Ralph Giordano, aged 85, makes his remarks in an interview today’s London Times – an interview, says the paper, “that is likely to stir Muslim anger”.
But it takes so little to stir up Muslim anger, so you may as well just get on with it. Somewhere, a Muslim will be angry whatever you do.
The Times goes on:
The comments from Mr Giordano came as the Muslim community of Cologne – about 120,000 strong – prepared to lay the foundation stone for yet another giant mosque, one of more than a hundred that are being planned or built across the country.
Barely six weeks ago another mosque, capable of accommodating 1,200 worshippers, was opened in Duisburg in the nearby Ruhr region of northwest Germany.
Spiky minarets are starting to punctuate the German urban skyscape – and the rumble of discontent from non-Muslim Germans is growing louder. One result is that the issue of immigration seems sets to be on the agenda in the general election next year.
And, if it is on the agenda, and it’s because of this creeping Islamisation, who is to blame? Germany’s non-Muslims?

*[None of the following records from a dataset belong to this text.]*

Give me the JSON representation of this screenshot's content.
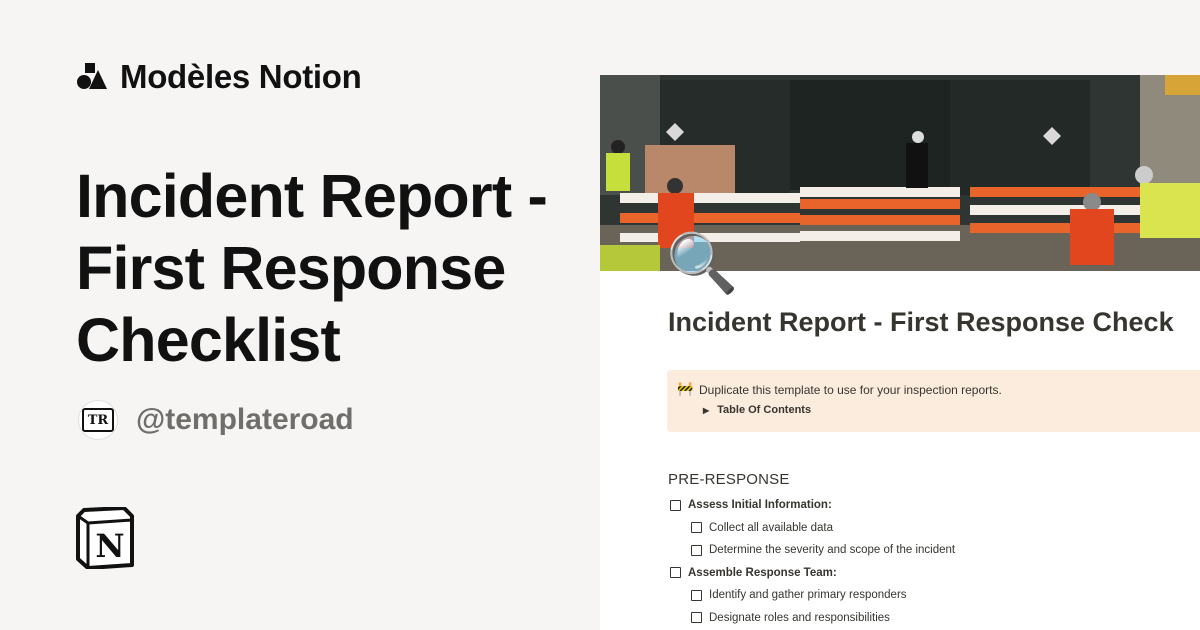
{
  "brand": {
    "name": "Modèles Notion"
  },
  "hero": {
    "title_lines": [
      "Incident Report -",
      "First Response",
      "Checklist"
    ]
  },
  "author": {
    "handle": "@templateroad",
    "avatar_text": "TR"
  },
  "doc": {
    "page_icon": "🔍",
    "title": "Incident Report - First Response Check",
    "callout": {
      "icon": "🚧",
      "text": "Duplicate this template to use for your inspection reports.",
      "toggle_label": "Table Of Contents"
    },
    "section_heading": "PRE-RESPONSE",
    "checklist": [
      {
        "label": "Assess Initial Information:",
        "level": 0,
        "bold": true
      },
      {
        "label": "Collect all available data",
        "level": 1,
        "bold": false
      },
      {
        "label": "Determine the severity and scope of the incident",
        "level": 1,
        "bold": false
      },
      {
        "label": "Assemble Response Team:",
        "level": 0,
        "bold": true
      },
      {
        "label": "Identify and gather primary responders",
        "level": 1,
        "bold": false
      },
      {
        "label": "Designate roles and responsibilities",
        "level": 1,
        "bold": false
      }
    ]
  },
  "icons": {
    "brand": "templates-shapes-icon",
    "notion": "notion-logo-icon",
    "page": "magnifying-glass-icon",
    "callout": "construction-barrier-icon",
    "toggle": "triangle-right-icon",
    "checkbox": "checkbox-icon"
  },
  "colors": {
    "background": "#f6f5f4",
    "callout_bg": "#fbecdd",
    "text_main": "#37352f",
    "handle_gray": "#6f6e6b",
    "barrier_orange": "#e8642a"
  }
}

“When I first saw the blueprints for the grand mosque in Cologne, I was shocked,” Giordano says. “It sent a completely wrong signal, it was a bid for power and influence, a land grab, not a place of prayer, so I told the mayor: Stop this mosque now!”
He received hundreds of supportive letters, he says, when he said this in a public discussion that was filmed and published online.

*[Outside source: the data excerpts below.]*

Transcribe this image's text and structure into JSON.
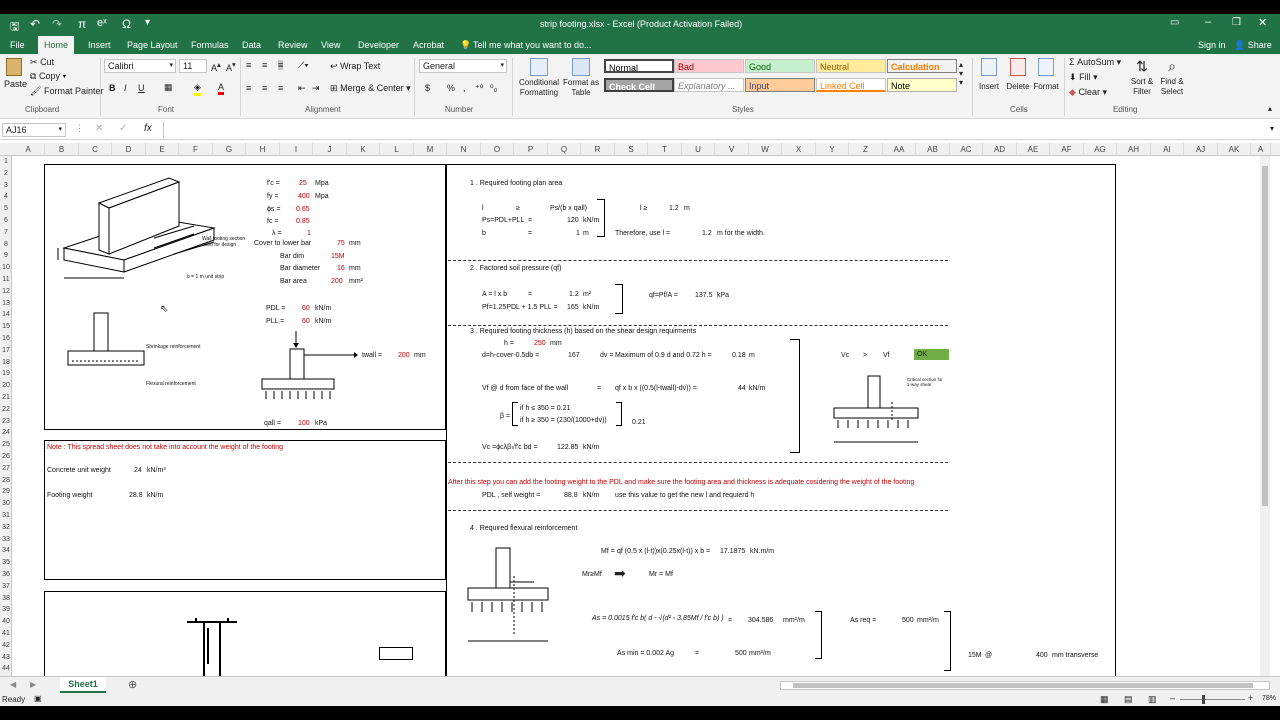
{
  "window": {
    "title": "strip footing.xlsx - Excel (Product Activation Failed)",
    "signin": "Sign in",
    "share": "Share"
  },
  "menu": [
    "File",
    "Home",
    "Insert",
    "Page Layout",
    "Formulas",
    "Data",
    "Review",
    "View",
    "Developer",
    "Acrobat"
  ],
  "tellme": "Tell me what you want to do...",
  "ribbon": {
    "paste": "Paste",
    "cut": "Cut",
    "copy": "Copy",
    "format_painter": "Format Painter",
    "clipboard": "Clipboard",
    "font_name": "Calibri",
    "font_size": "11",
    "font": "Font",
    "bold": "B",
    "italic": "I",
    "underline": "U",
    "wrap_text": "Wrap Text",
    "merge_center": "Merge & Center",
    "alignment": "Alignment",
    "number_format": "General",
    "number": "Number",
    "currency": "$",
    "percent": "%",
    "comma": ",",
    "cond_format": "Conditional Formatting",
    "format_table": "Format as Table",
    "styles": {
      "normal": "Normal",
      "bad": "Bad",
      "good": "Good",
      "neutral": "Neutral",
      "calculation": "Calculation",
      "check_cell": "Check Cell",
      "explanatory": "Explanatory ...",
      "input": "Input",
      "linked_cell": "Linked Cell",
      "note": "Note"
    },
    "styles_group": "Styles",
    "insert": "Insert",
    "delete": "Delete",
    "format": "Format",
    "cells": "Cells",
    "autosum": "AutoSum",
    "fill": "Fill",
    "clear": "Clear",
    "sort_filter": "Sort & Filter",
    "find_select": "Find & Select",
    "editing": "Editing"
  },
  "namebox": "AJ16",
  "fx": "fx",
  "columns": [
    "A",
    "B",
    "C",
    "D",
    "E",
    "F",
    "G",
    "H",
    "I",
    "J",
    "K",
    "L",
    "M",
    "N",
    "O",
    "P",
    "Q",
    "R",
    "S",
    "T",
    "U",
    "V",
    "W",
    "X",
    "Y",
    "Z",
    "AA",
    "AB",
    "AC",
    "AD",
    "AE",
    "AF",
    "AG",
    "AH",
    "AI",
    "AJ",
    "AK",
    "A"
  ],
  "rows": [
    "1",
    "2",
    "3",
    "4",
    "5",
    "6",
    "7",
    "8",
    "9",
    "10",
    "11",
    "12",
    "13",
    "14",
    "15",
    "16",
    "17",
    "18",
    "19",
    "20",
    "21",
    "22",
    "23",
    "24",
    "25",
    "26",
    "27",
    "28",
    "29",
    "30",
    "31",
    "32",
    "33",
    "34",
    "35",
    "36",
    "37",
    "38",
    "39",
    "40",
    "41",
    "42",
    "43",
    "44"
  ],
  "sheet": {
    "left": {
      "fc_label": "f'c =",
      "fc_val": "25",
      "fc_unit": "Mpa",
      "fy_label": "fy =",
      "fy_val": "400",
      "fy_unit": "Mpa",
      "phis_label": "ϕs =",
      "phis_val": "0.65",
      "phic_label": "fc =",
      "phic_val": "0.85",
      "lambda_label": "λ =",
      "lambda_val": "1",
      "cover_label": "Cover to lower bar",
      "cover_val": "75",
      "cover_unit": "mm",
      "bar1_label": "Bar dim",
      "bar1_val": "15M",
      "bar2_label": "Bar diameter",
      "bar2_val": "16",
      "bar2_unit": "mm",
      "bar3_label": "Bar area",
      "bar3_val": "200",
      "bar3_unit": "mm²",
      "pdl_label": "PDL =",
      "pdl_val": "60",
      "pdl_unit": "kN/m",
      "pll_label": "PLL =",
      "pll_val": "60",
      "pll_unit": "kN/m",
      "twall_label": "twall =",
      "twall_val": "200",
      "twall_unit": "mm",
      "qall_label": "qall =",
      "qall_val": "100",
      "qall_unit": "kPa",
      "img_wall": "Wall footing section used for design",
      "img_strip": "b = 1 m unit strip",
      "img_shrink": "Shrinkage reinforcement",
      "img_flex": "Flexural reinforcement",
      "note": "Note : This spread sheet does not take into account the weight of the footing",
      "conc_label": "Concrete unit weight",
      "conc_val": "24",
      "conc_unit": "kN/m³",
      "fw_label": "Footing weight",
      "fw_val": "28.8",
      "fw_unit": "kN/m"
    },
    "s1": {
      "title": "1 .  Required footing plan area",
      "l": "l",
      "ge": "≥",
      "rhs": "Ps/(b x qall)",
      "lge": "l ≥",
      "lval": "1.2",
      "m": "m",
      "ps_label": "Ps=PDL+PLL",
      "eq": "=",
      "ps_val": "120",
      "ps_unit": "kN/m",
      "b": "b",
      "b_val": "1",
      "b_unit": "m",
      "therefore": "Therefore, use l =",
      "use_val": "1.2",
      "use_unit": "m  for the width."
    },
    "s2": {
      "title": "2 .  Factored soil pressure (qf)",
      "a_label": "A = l x b",
      "a_val": "1.2",
      "a_unit": "m²",
      "pf_label": "Pf=1.25PDL + 1.5 PLL =",
      "pf_val": "165",
      "pf_unit": "kN/m",
      "q_label": "qf=Pf/A =",
      "q_val": "137.5",
      "q_unit": "kPa"
    },
    "s3": {
      "title": "3 .  Required footing thickness (h) based on the shear design requirments",
      "h_label": "h =",
      "h_val": "250",
      "h_unit": "mm",
      "d_label": "d=h-cover-0.5db =",
      "d_val": "167",
      "dv_label": "dv =",
      "dv_text": "Maximum of  0.9 d and 0.72 h =",
      "dv_val": "0.18",
      "dv_unit": "m",
      "vf_label": "Vf @ d from face of the wall",
      "vf_eq": "=",
      "vf_expr": "qf x b x ((0.5(l-twall)-dv)) =",
      "vf_val": "44",
      "vf_unit": "kN/m",
      "beta": "β =",
      "beta1": "if h ≤ 350 = 0.21",
      "beta2": "if h ≥ 350 = (230/(1000+dv))",
      "beta_val": "0.21",
      "vc_label": "Vc =ϕcλβ√f'c bd =",
      "vc_val": "122.85",
      "vc_unit": "kN/m",
      "vc2": "Vc",
      ">": ">",
      "vf2": "Vf",
      "ok": "OK",
      "crit": "Critical section for 1-way shear"
    },
    "weight_note": "After this step you can add the footing weight to the PDL and make sure the footing area and thickness is adequate cosidering the weight of the footing",
    "weight_line": {
      "label": "PDL , self weight =",
      "val": "88.8",
      "unit": "kN/m",
      "text": "use this  value to get the new l and requierd h"
    },
    "s4": {
      "title": "4 .  Required flexural reinforcement",
      "mf_label": "Mf =",
      "mf_expr": "qf (0.5 x (l-t))x(0.25x(l-t)) x b =",
      "mf_val": "17.1875",
      "mf_unit": "kN.m/m",
      "mr_label": "Mr≥Mf",
      "mr_eq": "Mr = Mf",
      "as_expr": "As = 0.0015 f'c b( d - √(d² - 3.85Mf / f'c b) )",
      "as_eq": "=",
      "as_val": "304.586",
      "as_unit": "mm²/m",
      "asreq_label": "As req =",
      "asreq_val": "500",
      "asreq_unit": "mm²/m",
      "asmin_label": "As min = 0.002 Ag",
      "asmin_eq": "=",
      "asmin_val": "500",
      "asmin_unit": "mm²/m",
      "bar": "15M",
      "at": "@",
      "spacing": "400",
      "trans": "mm transverse"
    }
  },
  "sheet_tab": "Sheet1",
  "status": {
    "ready": "Ready",
    "zoom": "78%"
  }
}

He says, “They all struck the same note: Mr Giordano we are afraid as you are of this creeping Islamification but we can’t say anything in public because we will end up being branded as neo-Nazis.”

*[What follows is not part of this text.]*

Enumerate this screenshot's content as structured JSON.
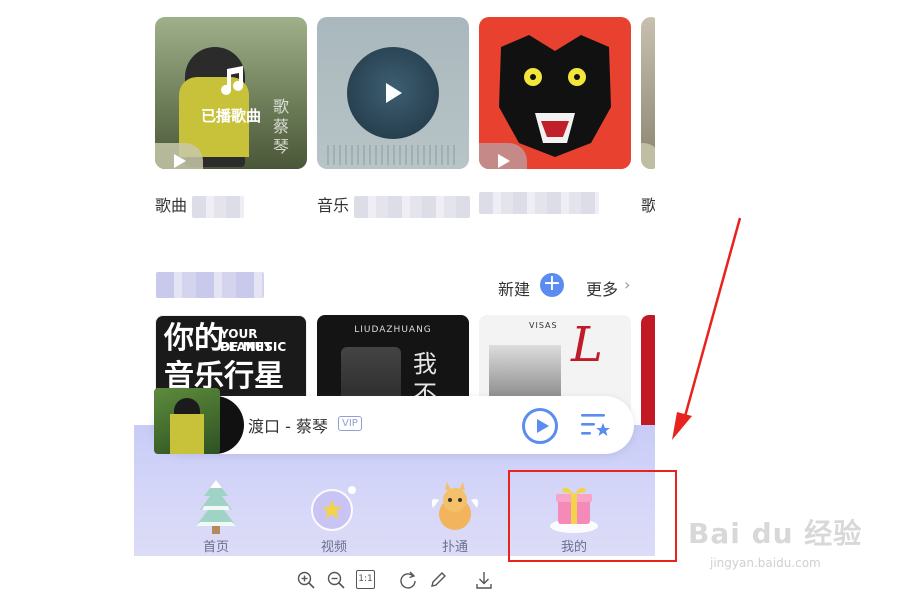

Just as in the UK. Dare to criticise – to notice, even, to dare to make the observation of – the encroachment of one particular religion (as we’ve seen, to the cost of women’s dignity and equality, with our allowing Islamic sharia courts) and you are an Islamophobe, and that word usually connotes the accuser’s opinion that you are a racist, because the appeasers are only too eager conflate religion and race when it suits them.
Giordano sidesteps this neatly as he finds himself in the company of far-right activists. “Of course, you have to distance yourself clearly from these people – obviously their racist, neo-Nazis arguments are quite different from mine – but I am not going to be muzzled just because people are fighting on the same issue with false arguments and a false ideology.”